Made in Germany – auch dank Corona-Pandemie

Aus Kostengründen dachte Julius Müller zunächst, dass er das Produkt vorwiegend in China produzieren lassen müsste. Doch durch die Corona-Pandemie und dem teils damit verbundenen Chipmangel oder Lieferschwierigkeiten bei ganz banalen Schrauben wurde er schließlich doch in Deutschland fündig. Sämtliche Teile werden hierzulande produziert und müssen nicht erst quer über den Globus transportiert werden. "In deutlich besserer Qualität und auch zu vernünftigen Preisen", freuen sich Müller und Lyschick, denen Nachhaltigkeit wichtig ist. Und dass ihre Bremse "Made in Germany" ist, hat obendrein auch so manche Genehmigungsverfahren oder Zertifizierungen beschleunigt.

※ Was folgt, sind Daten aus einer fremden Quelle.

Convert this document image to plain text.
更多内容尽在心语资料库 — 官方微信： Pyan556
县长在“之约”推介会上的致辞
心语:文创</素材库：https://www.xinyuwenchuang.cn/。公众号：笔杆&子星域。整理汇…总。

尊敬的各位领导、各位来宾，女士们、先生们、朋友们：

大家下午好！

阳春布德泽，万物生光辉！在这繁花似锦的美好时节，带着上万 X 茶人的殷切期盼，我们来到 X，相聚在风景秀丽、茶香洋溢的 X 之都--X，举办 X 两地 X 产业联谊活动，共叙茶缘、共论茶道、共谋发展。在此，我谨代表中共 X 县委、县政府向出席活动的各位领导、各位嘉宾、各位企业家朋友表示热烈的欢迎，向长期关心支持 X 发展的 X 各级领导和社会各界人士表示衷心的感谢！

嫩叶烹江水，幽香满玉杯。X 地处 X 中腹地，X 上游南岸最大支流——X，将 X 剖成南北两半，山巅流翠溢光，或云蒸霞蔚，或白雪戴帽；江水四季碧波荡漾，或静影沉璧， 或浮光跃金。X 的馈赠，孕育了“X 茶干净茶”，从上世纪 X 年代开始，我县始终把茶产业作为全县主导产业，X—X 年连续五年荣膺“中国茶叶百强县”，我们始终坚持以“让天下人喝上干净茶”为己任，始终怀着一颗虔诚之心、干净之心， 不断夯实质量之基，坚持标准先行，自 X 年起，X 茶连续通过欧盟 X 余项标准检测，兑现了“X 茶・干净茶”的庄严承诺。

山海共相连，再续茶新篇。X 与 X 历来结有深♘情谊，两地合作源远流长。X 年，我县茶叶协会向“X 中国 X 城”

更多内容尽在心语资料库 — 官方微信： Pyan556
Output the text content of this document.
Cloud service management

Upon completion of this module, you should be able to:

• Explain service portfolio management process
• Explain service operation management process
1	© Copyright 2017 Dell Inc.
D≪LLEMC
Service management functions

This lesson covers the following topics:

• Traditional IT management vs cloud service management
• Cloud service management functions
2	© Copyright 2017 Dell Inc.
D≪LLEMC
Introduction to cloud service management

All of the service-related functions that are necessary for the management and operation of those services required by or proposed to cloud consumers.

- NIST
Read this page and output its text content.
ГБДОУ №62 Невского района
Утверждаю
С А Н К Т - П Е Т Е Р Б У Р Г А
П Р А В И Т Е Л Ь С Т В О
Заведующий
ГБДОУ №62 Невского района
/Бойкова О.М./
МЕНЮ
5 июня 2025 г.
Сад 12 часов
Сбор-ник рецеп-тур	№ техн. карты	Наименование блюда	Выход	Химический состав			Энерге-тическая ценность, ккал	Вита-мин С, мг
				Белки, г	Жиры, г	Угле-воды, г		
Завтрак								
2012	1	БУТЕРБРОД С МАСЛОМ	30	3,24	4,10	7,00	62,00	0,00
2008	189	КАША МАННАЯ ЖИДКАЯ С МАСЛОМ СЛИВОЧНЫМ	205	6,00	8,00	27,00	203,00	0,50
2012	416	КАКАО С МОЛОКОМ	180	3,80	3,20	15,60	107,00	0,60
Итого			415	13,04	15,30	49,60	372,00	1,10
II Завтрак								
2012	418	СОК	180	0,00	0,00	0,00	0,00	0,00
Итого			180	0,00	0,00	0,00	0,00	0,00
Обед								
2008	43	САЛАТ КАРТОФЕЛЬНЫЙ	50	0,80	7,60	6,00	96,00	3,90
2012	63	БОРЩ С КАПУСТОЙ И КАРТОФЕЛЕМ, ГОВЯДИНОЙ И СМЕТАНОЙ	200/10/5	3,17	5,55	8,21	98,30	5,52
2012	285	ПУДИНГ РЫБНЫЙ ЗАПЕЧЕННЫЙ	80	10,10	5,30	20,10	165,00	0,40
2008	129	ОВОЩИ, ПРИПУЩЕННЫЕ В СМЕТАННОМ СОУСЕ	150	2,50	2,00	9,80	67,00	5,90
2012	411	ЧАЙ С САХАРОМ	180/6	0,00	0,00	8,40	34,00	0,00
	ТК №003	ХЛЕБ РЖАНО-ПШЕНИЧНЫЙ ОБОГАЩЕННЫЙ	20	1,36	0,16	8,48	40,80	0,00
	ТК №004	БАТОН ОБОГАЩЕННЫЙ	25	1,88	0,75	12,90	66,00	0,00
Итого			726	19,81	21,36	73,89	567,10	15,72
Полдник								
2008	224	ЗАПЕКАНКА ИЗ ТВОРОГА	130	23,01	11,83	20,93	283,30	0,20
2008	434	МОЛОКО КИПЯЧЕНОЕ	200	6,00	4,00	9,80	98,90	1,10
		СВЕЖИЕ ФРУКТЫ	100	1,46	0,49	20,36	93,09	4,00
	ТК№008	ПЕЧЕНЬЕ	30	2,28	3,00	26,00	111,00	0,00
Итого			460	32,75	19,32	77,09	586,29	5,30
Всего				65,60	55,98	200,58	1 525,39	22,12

Montage in Wülfershausen an der Saale

Montiert und verpackt werden die Bremsen derzeit am Firmensitz in Wülfershausen an der Saale. Die Familie wurde eingespannt und auch die Gründer selbst packen mit an. Bis zu 150 Stück schaffen sie pro Tag. 10.000 haben sie fürs erste geordert. Im nächsten Jahr wird bei Großbestellungen einer ihrer Lieferanten die Montage übernehmen, außerdem wollen Lyschick und Müller die Lebenshilfe für einfache Vorarbeiten engagieren.

Einen hohen sechsstelligen Betrag haben die beiden Männer bisher in ihre Idee investiert. Sie haben keinen Zweifel daran, dass sich ihr Mut und ihre Ausdauer am Ende auszahlen wird.